Protocol of the Session on November 13, 2008

Erhaltung und Förderung eines zukunftsfähigen Zuckerrübenanbaus in Rheinland-Pfalz – Zuckerrübenanbau in Rheinhessen und der Pfalz stärken – Antrag der Fraktionen der SPD, CDU und FDP – Drucksache 15/2669 –

Das Wort hat Herr Abgeordneter Guth.

Herr Präsident, meine sehr geehrten Damen und Herren! Heute ist für fast 3.000 rheinland-pfälzische landwirtschaftliche Betriebe und ihre Familien ein guter Tag. Der Landtag beschließt heute auf Initiative der SPDFraktion mit den Stimmen aller Fraktionen ein Zukunftspaket für den Zuckerrübenanbau in Rheinland-Pfalz.

Wir haben den Antrag vor einigen Wochen im Plenum bereits beraten und diesen an den Ausschuss für Landwirtschaft und Weinbau überwiesen. Dort haben sich die Fraktionen darauf verständigt, heute einen gemeinsamen Antrag einzubringen.

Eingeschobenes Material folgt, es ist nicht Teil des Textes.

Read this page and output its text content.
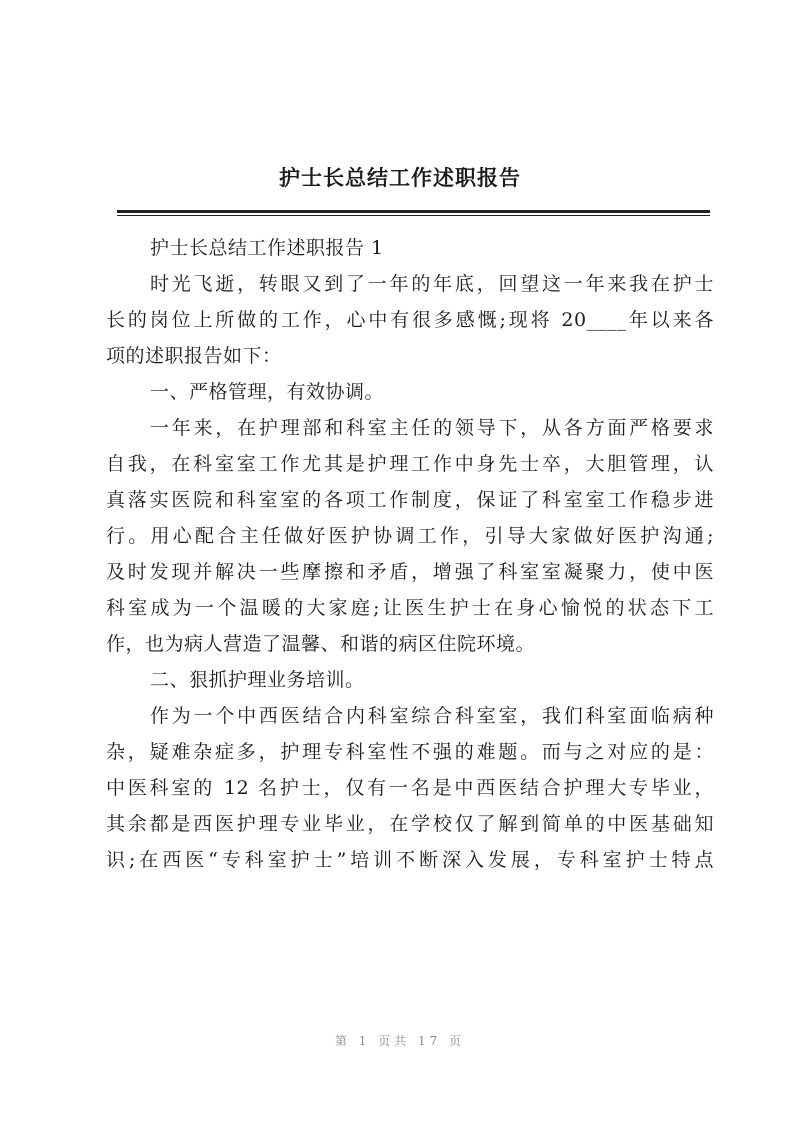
护士长总结工作述职报告
护士长总结工作述职报告 1
时光飞逝，转眼又到了一年的年底，回望这一年来我在护士
长的岗位上所做的工作，心中有很多感慨;现将 20____年以来各
项的述职报告如下：
一、严格管理，有效协调。
一年来，在护理部和科室主任的领导下，从各方面严格要求
自我，在科室室工作尤其是护理工作中身先士卒，大胆管理，认
真落实医院和科室室的各项工作制度，保证了科室室工作稳步进
行。用心配合主任做好医护协调工作，引导大家做好医护沟通;
及时发现并解决一些摩擦和矛盾，增强了科室室凝聚力，使中医
科室成为一个温暖的大家庭;让医生护士在身心愉悦的状态下工
作，也为病人营造了温馨、和谐的病区住院环境。
二、狠抓护理业务培训。
作为一个中西医结合内科室综合科室室，我们科室面临病种
杂，疑难杂症多，护理专科室性不强的难题。而与之对应的是：
中医科室的 12 名护士，仅有一名是中西医结合护理大专毕业，
其余都是西医护理专业毕业，在学校仅了解到简单的中医基础知
识;在西医“专科室护士”培训不断深入发展，专科室护士特点
第 1 页共 17 页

Meine sehr geehrten Damen und Herren, die diesjährige Kampagne läuft noch, aber die Zukunft des Zuckerrübenanbaus ist noch längst nicht gesichert. Sie wissen, dass aufgrund eines Schiedsspruchs der WTO die europäische Zuckerproduktion zugunsten der Entwicklungs- und Schwellenländer massiv zurückgefahren werden musste und die Preise deutlich gesenkt wurden.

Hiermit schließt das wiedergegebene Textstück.